(Adds share price, company comments from analyst conference call)
By Nandita Bose
CHICAGO, Aug 19 (Reuters) - Target Corp forecast disappointing sales for this quarter and said it expected consumer demand to remain choppy, causing its shares to give up early gains.
Earlier on Wednesday, the fourth-largest U.S. retailer reported a higher-than-expected quarterly profit and raised its full-year earnings forecast, citing strong demand for clothing and other merchandise at the center of its growth plan.
Chief Operating Officer John Mulligan said on a conference call with analysts that he expected sales at stores open at least a year to increase 1 percent to 2 percent this quarter, including digital sales growth of about 30 percent.
Analysts called the comparable sales estimate conservative.
Target’s same-store sales rose 2.4 percent in the second quarter ended on Aug. 1, which research firm Consensus Metrix said beat market expectations of 2.2 percent.

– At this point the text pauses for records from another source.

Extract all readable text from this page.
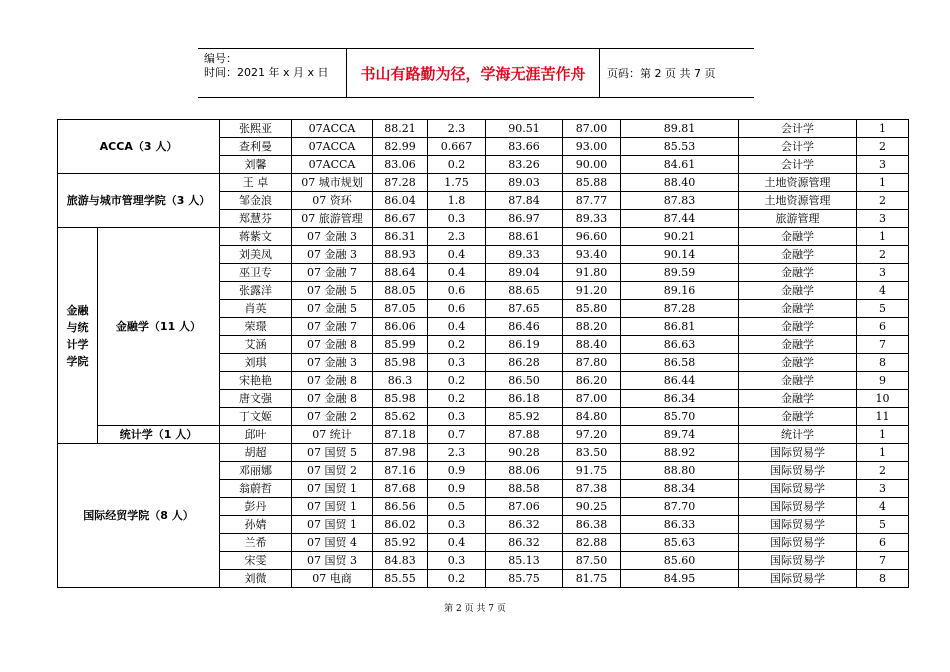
编号：
时间：2021 年 x 月 x 日	书山有路勤为径，学海无涯苦作舟	页码：第 2 页 共 7 页
ACCA（3 人）		张熙亚	07ACCA	88.21	2.3	90.51	87.00	89.81	会计学	1
		查利曼	07ACCA	82.99	0.667	83.66	93.00	85.53	会计学	2
		刘馨	07ACCA	83.06	0.2	83.26	90.00	84.61	会计学	3
旅游与城市管理学院（3 人）		王 卓	07 城市规划	87.28	1.75	89.03	85.88	88.40	土地资源管理	1
		邹金浪	07 资环	86.04	1.8	87.84	87.77	87.83	土地资源管理	2
		郑慧芬	07 旅游管理	86.67	0.3	86.97	89.33	87.44	旅游管理	3
金融与统计学学院	金融学（11 人）	蒋紫文	07 金融 3	86.31	2.3	88.61	96.60	90.21	金融学	1
		刘美凤	07 金融 3	88.93	0.4	89.33	93.40	90.14	金融学	2
		巫卫专	07 金融 7	88.64	0.4	89.04	91.80	89.59	金融学	3
		张露洋	07 金融 5	88.05	0.6	88.65	91.20	89.16	金融学	4
		肖英	07 金融 5	87.05	0.6	87.65	85.80	87.28	金融学	5
		荣璟	07 金融 7	86.06	0.4	86.46	88.20	86.81	金融学	6
		艾涵	07 金融 8	85.99	0.2	86.19	88.40	86.63	金融学	7
		刘琪	07 金融 3	85.98	0.3	86.28	87.80	86.58	金融学	8
		宋艳艳	07 金融 8	86.3	0.2	86.50	86.20	86.44	金融学	9
		唐文强	07 金融 8	85.98	0.2	86.18	87.00	86.34	金融学	10
		丁文姬	07 金融 2	85.62	0.3	85.92	84.80	85.70	金融学	11
	统计学（1 人）	邱叶	07 统计	87.18	0.7	87.88	97.20	89.74	统计学	1
国际经贸学院（8 人）		胡超	07 国贸 5	87.98	2.3	90.28	83.50	88.92	国际贸易学	1
		邓丽娜	07 国贸 2	87.16	0.9	88.06	91.75	88.80	国际贸易学	2
		翁蔚哲	07 国贸 1	87.68	0.9	88.58	87.38	88.34	国际贸易学	3
		彭丹	07 国贸 1	86.56	0.5	87.06	90.25	87.70	国际贸易学	4
		孙婧	07 国贸 1	86.02	0.3	86.32	86.38	86.33	国际贸易学	5
		兰希	07 国贸 4	85.92	0.4	86.32	82.88	85.63	国际贸易学	6
		宋雯	07 国贸 3	84.83	0.3	85.13	87.50	85.60	国际贸易学	7
		刘微	07 电商	85.55	0.2	85.75	81.75	84.95	国际贸易学	8
第 2 页 共 7 页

A 30 percent rise in digital sales contributed 0.6 percentage points.
Target also said it urgently needed to adjust inventory levels so that its shelves are sufficiently stocked.
In the year since Brian Cornell became chief executive officer, Target has been promoting a narrower set of “signature” products including apparel, baby products and wellness items including organic goods.

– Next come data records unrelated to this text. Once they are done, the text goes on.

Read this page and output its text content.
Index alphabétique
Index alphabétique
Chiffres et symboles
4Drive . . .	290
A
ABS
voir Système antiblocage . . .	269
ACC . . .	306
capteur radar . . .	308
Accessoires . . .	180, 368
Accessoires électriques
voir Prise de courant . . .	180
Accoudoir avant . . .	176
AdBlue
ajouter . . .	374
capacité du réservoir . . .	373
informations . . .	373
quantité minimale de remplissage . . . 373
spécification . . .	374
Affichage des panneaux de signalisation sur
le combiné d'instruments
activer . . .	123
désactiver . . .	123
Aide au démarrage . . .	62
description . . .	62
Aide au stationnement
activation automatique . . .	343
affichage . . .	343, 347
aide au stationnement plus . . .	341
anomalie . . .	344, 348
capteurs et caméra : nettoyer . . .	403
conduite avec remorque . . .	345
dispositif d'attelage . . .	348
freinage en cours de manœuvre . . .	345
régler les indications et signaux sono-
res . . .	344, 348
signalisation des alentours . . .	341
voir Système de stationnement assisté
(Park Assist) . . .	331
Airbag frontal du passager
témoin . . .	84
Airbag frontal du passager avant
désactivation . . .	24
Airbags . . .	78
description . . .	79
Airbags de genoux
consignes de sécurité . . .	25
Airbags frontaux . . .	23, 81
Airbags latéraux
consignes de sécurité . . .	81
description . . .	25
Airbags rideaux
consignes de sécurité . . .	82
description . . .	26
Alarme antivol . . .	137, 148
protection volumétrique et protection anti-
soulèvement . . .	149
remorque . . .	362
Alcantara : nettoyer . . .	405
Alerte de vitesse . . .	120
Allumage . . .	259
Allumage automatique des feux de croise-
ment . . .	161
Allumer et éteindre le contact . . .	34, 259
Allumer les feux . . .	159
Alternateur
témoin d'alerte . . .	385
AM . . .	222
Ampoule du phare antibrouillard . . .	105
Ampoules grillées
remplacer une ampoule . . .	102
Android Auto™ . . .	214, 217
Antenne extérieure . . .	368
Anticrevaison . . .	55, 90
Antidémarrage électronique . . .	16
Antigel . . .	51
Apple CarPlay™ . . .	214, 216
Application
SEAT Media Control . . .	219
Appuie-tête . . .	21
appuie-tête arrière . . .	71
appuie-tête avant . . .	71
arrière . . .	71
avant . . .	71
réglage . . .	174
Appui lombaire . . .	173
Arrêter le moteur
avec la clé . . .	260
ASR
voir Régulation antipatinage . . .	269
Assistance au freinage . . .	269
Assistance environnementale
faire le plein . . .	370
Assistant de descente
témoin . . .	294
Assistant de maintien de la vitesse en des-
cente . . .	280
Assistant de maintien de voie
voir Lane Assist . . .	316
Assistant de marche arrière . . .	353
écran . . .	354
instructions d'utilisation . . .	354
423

Sales of those products increased three times faster than the company average during the second quarter ended on Aug. 1, Mulligan said.
Under Cornell, Target has also reshuffled its management, exited its struggling Canadian operations and spent more on online sales.

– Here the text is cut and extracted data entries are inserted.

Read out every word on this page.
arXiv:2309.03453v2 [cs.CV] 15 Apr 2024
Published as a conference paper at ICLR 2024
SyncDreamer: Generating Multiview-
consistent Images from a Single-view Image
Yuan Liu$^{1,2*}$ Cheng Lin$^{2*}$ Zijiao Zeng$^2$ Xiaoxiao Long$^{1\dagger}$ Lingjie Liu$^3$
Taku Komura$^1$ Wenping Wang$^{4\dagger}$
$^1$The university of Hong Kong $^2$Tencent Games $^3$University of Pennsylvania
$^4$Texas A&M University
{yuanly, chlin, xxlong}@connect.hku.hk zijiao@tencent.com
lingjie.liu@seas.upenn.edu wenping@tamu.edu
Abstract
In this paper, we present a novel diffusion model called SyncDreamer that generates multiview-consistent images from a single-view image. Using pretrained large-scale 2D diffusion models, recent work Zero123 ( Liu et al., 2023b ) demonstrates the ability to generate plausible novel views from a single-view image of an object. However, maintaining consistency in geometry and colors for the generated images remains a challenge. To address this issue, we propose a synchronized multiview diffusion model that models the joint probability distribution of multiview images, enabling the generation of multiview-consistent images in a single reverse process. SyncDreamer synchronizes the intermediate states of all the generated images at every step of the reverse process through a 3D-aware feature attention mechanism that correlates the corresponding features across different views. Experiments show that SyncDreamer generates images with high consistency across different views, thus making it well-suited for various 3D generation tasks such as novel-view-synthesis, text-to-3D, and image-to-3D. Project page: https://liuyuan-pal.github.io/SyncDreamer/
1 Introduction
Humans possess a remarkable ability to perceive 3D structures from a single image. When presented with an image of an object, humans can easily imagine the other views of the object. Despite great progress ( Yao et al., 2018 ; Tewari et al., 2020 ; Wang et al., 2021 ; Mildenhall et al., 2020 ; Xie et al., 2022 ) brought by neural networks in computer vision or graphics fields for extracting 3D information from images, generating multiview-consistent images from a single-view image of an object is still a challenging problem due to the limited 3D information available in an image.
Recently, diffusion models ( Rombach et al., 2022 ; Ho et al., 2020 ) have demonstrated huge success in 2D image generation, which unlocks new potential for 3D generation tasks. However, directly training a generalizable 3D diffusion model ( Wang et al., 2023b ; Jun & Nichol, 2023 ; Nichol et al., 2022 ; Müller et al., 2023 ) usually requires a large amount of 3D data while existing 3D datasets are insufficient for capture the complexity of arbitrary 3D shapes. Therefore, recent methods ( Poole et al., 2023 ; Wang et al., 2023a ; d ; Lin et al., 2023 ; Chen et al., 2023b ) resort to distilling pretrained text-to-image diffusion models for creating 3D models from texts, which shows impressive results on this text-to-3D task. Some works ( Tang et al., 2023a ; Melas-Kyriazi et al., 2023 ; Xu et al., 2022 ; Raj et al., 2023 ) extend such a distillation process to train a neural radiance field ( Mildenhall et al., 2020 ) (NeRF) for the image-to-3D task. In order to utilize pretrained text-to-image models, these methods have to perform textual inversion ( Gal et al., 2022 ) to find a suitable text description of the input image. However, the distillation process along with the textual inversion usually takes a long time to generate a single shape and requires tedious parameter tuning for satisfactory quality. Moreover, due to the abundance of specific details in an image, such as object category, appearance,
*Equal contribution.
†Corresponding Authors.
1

In March, Cornell announced a restructuring plan to eliminate several thousand corporate jobs and revamp grocery operations. It also included a $1 billion investment in technology in areas such as supply chain.
For the fiscal year, Target said it expected earnings of $4.60 to $4.75 per share, excluding special items. Analysts on average forecast $4.62, according to Thomson Reuters I/B/E/S.
In May, the company had raised the lower end of its forecast by 5 cents a share to between $4.50 and $4.65.
Excluding restructuring charges and other special items, earnings rose to $1.22 per share from $1.01 a year earlier. Analysts on average were expecting $1.11, Thomson Reuters I/B/E/S said.
Net sales rose 2.8 percent to $17.4 billion, meeting Wall Street expectations.
Target shares rose as much as 5.4 percent in the morning, but were down 1.1 percent at $79.45 by early afternoon. At Tuesday’s close, the stock had risen 6 percent this year.